Padahal dulu harganya bisa mencapai Rp8.000 hingga Rp8.500 per Kg. Harga tersebut diturunkan oleh pihak pengelola gudang penampung padi dan beras.

“Mulai terasa di 2018 lalu hingga tahun 2019 merosot. Begitu juga dengan jagung. Biasanya bisa panen 6-7 ton per hektare, sekarang menurun hingga 5 ton per hektare.

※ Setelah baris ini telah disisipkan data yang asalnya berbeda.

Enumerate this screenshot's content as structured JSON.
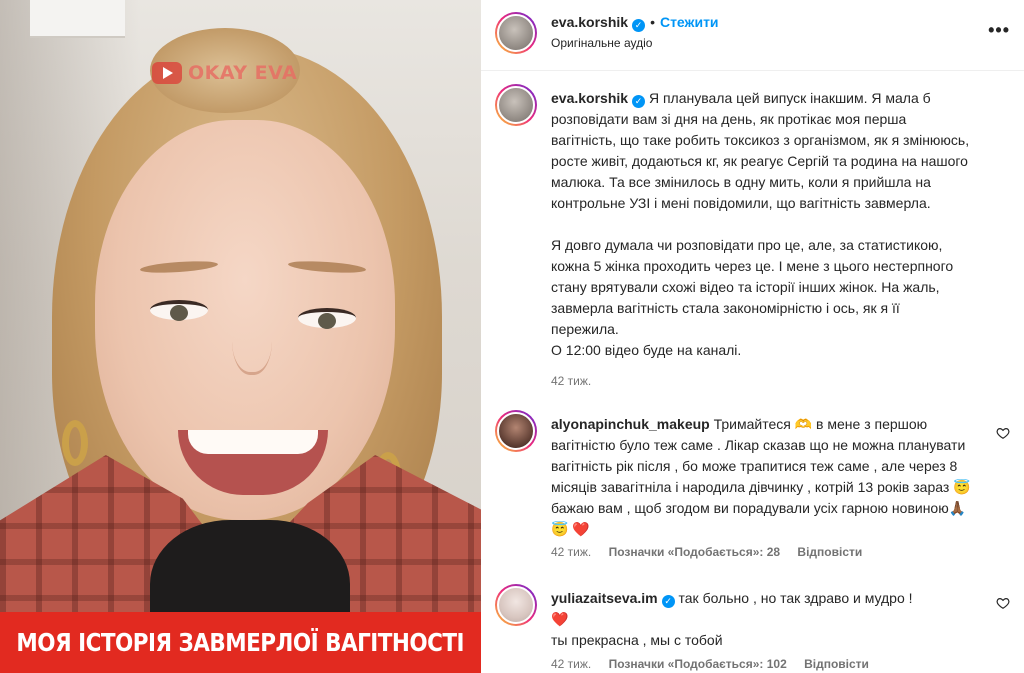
{
  "video": {
    "watermark": "OKAY EVA",
    "banner": "МОЯ ІСТОРІЯ ЗАВМЕРЛОЇ ВАГІТНОСТІ"
  },
  "header": {
    "username": "eva.korshik",
    "separator": "•",
    "follow_label": "Стежити",
    "audio": "Оригінальне аудіо",
    "more_icon": "more-horizontal-icon"
  },
  "caption": {
    "username": "eva.korshik",
    "paragraph1": "Я планувала цей випуск інакшим. Я мала б розповідати вам зі дня на день, як протікає моя перша вагітність, що таке робить токсикоз з організмом, як я змінююсь, росте живіт, додаються кг, як реагує Сергій та родина на нашого малюка. Та все змінилось в одну мить, коли я прийшла на контрольне УЗІ і мені повідомили, що вагітність завмерла.",
    "paragraph2": "Я довго думала чи розповідати про це, але, за статистикою, кожна 5 жінка проходить через це. І мене з цього нестерпного стану врятували схожі відео та історії інших жінок. На жаль, завмерла вагітність стала закономірністю і ось, як я її пережила.",
    "paragraph3": "О 12:00 відео буде на каналі.",
    "time": "42 тиж."
  },
  "comments": [
    {
      "username": "alyonapinchuk_makeup",
      "text": "Тримайтеся 🫶 в мене з першою вагітністю було теж саме . Лікар сказав що не можна планувати вагітність рік після , бо може трапитися теж саме , але через 8 місяців завагітніла і народила дівчинку , котрій 13 років зараз 😇 бажаю вам , щоб згодом ви порадували усіх гарною новиною🙏🏾 😇 ❤️",
      "time": "42 тиж.",
      "likes": "Позначки «Подобається»: 28",
      "reply": "Відповісти"
    },
    {
      "username": "yuliazaitseva.im",
      "text": "так больно , но так здраво и мудро !",
      "text2": "❤️",
      "text3": "ты прекрасна , мы с тобой",
      "time": "42 тиж.",
      "likes": "Позначки «Подобається»: 102",
      "reply": "Відповісти"
    }
  ],
  "colors": {
    "accent": "#0095f6",
    "banner": "#e22a20",
    "muted": "#737373"
  }
}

Harganya juga sekarang Rp2.500 – Rp2.800 per Kg, dulu bisa mencapai Rp3.000 – Rp3.100 per Kg,” katanya.

Asnawi, Pendamping Desa Program Desa Makmur Peduli Api (DMPA) APP Sinar Mas di OKI Sumsel mengungkapkan, setelah adanya sosialisasi dilarang membakar lahan di tahun 2016, sekitar 50 persen pembakaran di lahan petani sudah berkurang.

3 dari 3 halaman

Bantuan dari Perusahaan

APP Sinar Mas menjalani program Desa Makmur Peduli Api (DMPA) dengan menggandeng para petani dan warga lainnya di Kabupaten Ogan Komering Ilir (OKI) Sumsel (Liputan6.com / Nefri Inge)

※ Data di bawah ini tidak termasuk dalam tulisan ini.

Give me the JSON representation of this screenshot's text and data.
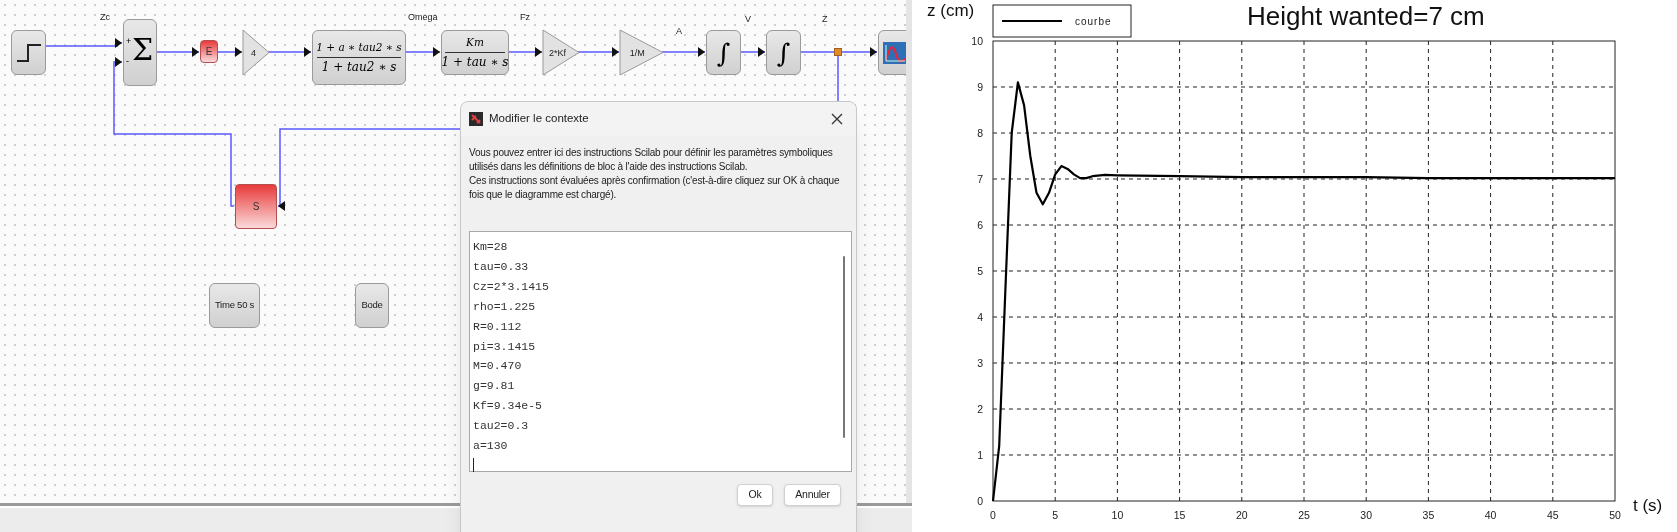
{
  "diagram": {
    "blocks": [
      {
        "kind": "step"
      },
      {
        "kind": "sum",
        "symbol": "Σ",
        "signs": [
          "+",
          "-"
        ]
      },
      {
        "kind": "red_block",
        "label": "E"
      },
      {
        "kind": "gain",
        "label": "4"
      },
      {
        "kind": "fraction",
        "numerator": "1 + a ∗ tau2 ∗ s",
        "denominator": "1 + tau2 ∗ s"
      },
      {
        "kind": "fraction",
        "numerator": "Km",
        "denominator": "1 + tau ∗ s"
      },
      {
        "kind": "gain",
        "label": "2*Kf"
      },
      {
        "kind": "gain",
        "label": "1/M"
      },
      {
        "kind": "integral",
        "symbol": "∫"
      },
      {
        "kind": "integral",
        "symbol": "∫"
      },
      {
        "kind": "split"
      },
      {
        "kind": "scope"
      },
      {
        "kind": "red_block",
        "label": "S"
      },
      {
        "kind": "text_block",
        "label": "Time 50 s"
      },
      {
        "kind": "text_block",
        "label": "Bode"
      }
    ],
    "link_labels": [
      "Zc",
      "Omega",
      "Fz",
      "A",
      "V",
      "Z"
    ]
  },
  "dialog": {
    "title": "Modifier le contexte",
    "description": [
      "Vous pouvez entrer ici des instructions Scilab pour définir les paramètres symboliques utilisés dans les définitions de bloc à l'aide des instructions Scilab.",
      "Ces instructions sont évaluées après confirmation (c'est-à-dire cliquez sur OK à chaque fois que le diagramme est chargé)."
    ],
    "context_lines": [
      "Km=28",
      "tau=0.33",
      "Cz=2*3.1415",
      "rho=1.225",
      "R=0.112",
      "pi=3.1415",
      "M=0.470",
      "g=9.81",
      "Kf=9.34e-5",
      "tau2=0.3",
      "a=130"
    ],
    "buttons": [
      "Ok",
      "Annuler"
    ]
  },
  "plot": {
    "chart_data": {
      "type": "line",
      "title": "Height wanted=7 cm",
      "xlabel": "t (s)",
      "ylabel": "z (cm)",
      "x": [
        0,
        0.5,
        1,
        1.5,
        2,
        2.5,
        3,
        3.5,
        4,
        4.5,
        5,
        5.5,
        6,
        6.5,
        7,
        7.5,
        8,
        9,
        10,
        15,
        20,
        25,
        30,
        35,
        50
      ],
      "series": [
        {
          "name": "courbe",
          "color": "#000000",
          "values": [
            0,
            1.2,
            4.6,
            8,
            9.1,
            8.6,
            7.5,
            6.7,
            6.45,
            6.7,
            7.1,
            7.28,
            7.22,
            7.1,
            7.02,
            7.02,
            7.06,
            7.09,
            7.08,
            7.06,
            7.04,
            7.04,
            7.04,
            7.02,
            7.02
          ]
        }
      ],
      "xlim": [
        0,
        50
      ],
      "ylim": [
        0,
        10
      ],
      "xticks": [
        0,
        5,
        10,
        15,
        20,
        25,
        30,
        35,
        40,
        45,
        50
      ],
      "yticks": [
        0,
        1,
        2,
        3,
        4,
        5,
        6,
        7,
        8,
        9,
        10
      ],
      "grid": true
    }
  }
}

Bahkan di tahun 2017 hingga 2020 kemarin, tidak ada lagi para petani yang membakar lahannya dan ada perubahan yang jauh lebih baik.

“Ada bantuan dari perusahaan melalui Bumdes. Berupa pupuk sebanyak 10 ton, kambing 20 ekor, bibit jagung 20 Kg, tata kanal air sepanjang 13 kilometer dan lainnya, untuk menghindarkan jeratan rentenir,” katanya.

Bahkan untuk mendapatkan tambahan pendapatan, para petani diajarkan membuat pupuk kompos. Yaitu dari sekam bakar, kotoran hewan dan rumput yang dicacah. Ini juga bisa digunakan untuk bercocok tanam lainnya.